Девочка взглянула выразительно.
— Это не смешно, Кай.
Марек Шадов вспомнил виденный им неясный силуэт. Ничего особенного, зубочистка в бриллиантах и в платье из журнала мод.
— Такие, как она, Герда, много о себе воображают. Принца ждут, чтобы на белой лошади приехал — и в ножки упал. Некоторым приходится ждать очень долго.
Сказал — и язык прикусил. Поздно! Сзади сердито засопели.
— А принцы, между прочим, по вечерам неведомо куда уходят. И даже галстук не надевают. Вот возьму — и спрошу!

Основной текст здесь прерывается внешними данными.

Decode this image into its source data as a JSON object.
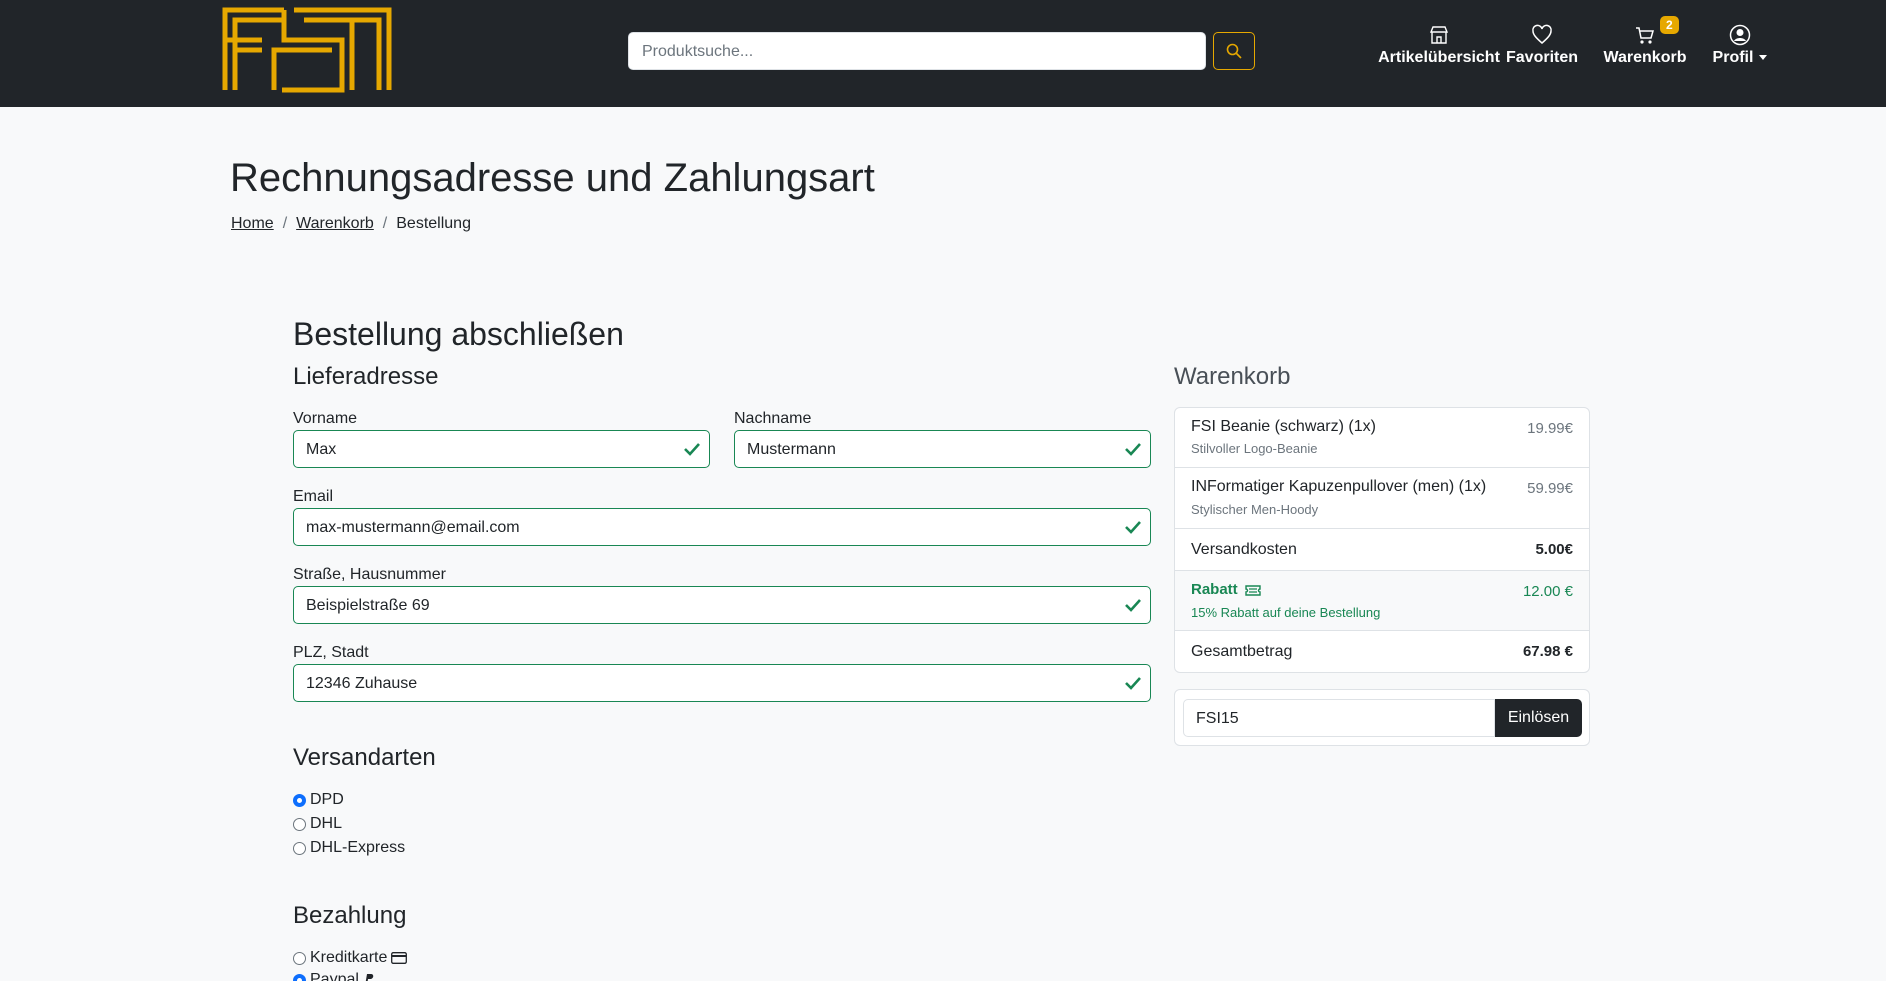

Марек взялся за дверную ручку, оглянулся.
— Вот возьму — и отвечу.
Герда покачала головой:
— Не надо, Кай. Я же маленькая, а не глупая… Может, все-таки дать тебе пистолет?
* * *
— Ничего не успеваю, Марек, хоть плачь! Завтра утром еду в Берн по делам клиентов, а там паника, немцев ждут. Швейцария обратилась в Лигу Наций за защитой. Не выйдет, Конфедерация-то и вступила в Лигу с условием, что иностранные войска не будут входить на ее территорию. Словами Гитлера, увы, не удержать. Из Берлина обещают прислать кого-то важного для подписания документа об особых правах немецких кантонов, а в Вене, между прочим, завтра плебисцит по поводу аншлюса. Такая вот «Песнь о Нибелунгах»… Это понятно, а вот что с вами, Марек, делать, ума не приложу.
— Ничего делать и не надо, мистер… Ну, никак не привыкну, Лекс! Давайте прикинем… Приедет кто-то важный, подпишет, не подпишет — это еще два-три дня. Войска с ходу не введут, сначала ультиматум, статьи в «Фолькише беобахтер»… На все — неделя, не меньше. Кроме того, сейчас в отеле целая толпа в черной форме с киношниками. Не думаю, что сюда сбросят воздушный десант, им Северная стена нужна. А мы с девочкой дождемся Ильзы — и спокойно отчалим.
— Спокойно — не выйдет в любом случае, Марек, уж поверьте. Но — допустим. Однако в ваш план следует внести одно очень важное уточнение. Если увидите своего брата — бегите немедленно, даже не думая.
— Белый клоун, Черный клоун… Принимается. Сам бы я не уехал, взглянул бы в глаза, но Герда… Нет, не хочу рисковать.
— И правильно. А у меня к вам, Марек, будет просьба. Присмотрите пока за баронессой фон Ашберг-Лаутеншлагер. Она — из числа моих клиентов, хотя об этом и не догадывается. Ваша дочь ее знает.
— Ингрид? А-а… А как за ней присматривать?
— Инфантильная особа с претензиями не по уму — и, одновременно, не слишком счастливая девушка, к тому же, подозреваю, невезучая почти до безнадежности. В общем, назначаю вас, Марек, доктором Ватсоном. Крутитесь! Полезет на Эйгер, берите за ухо и тащите вниз.
— А мне на Эйгер можно?
— Можно, Марек. Только вернуться не забудьте.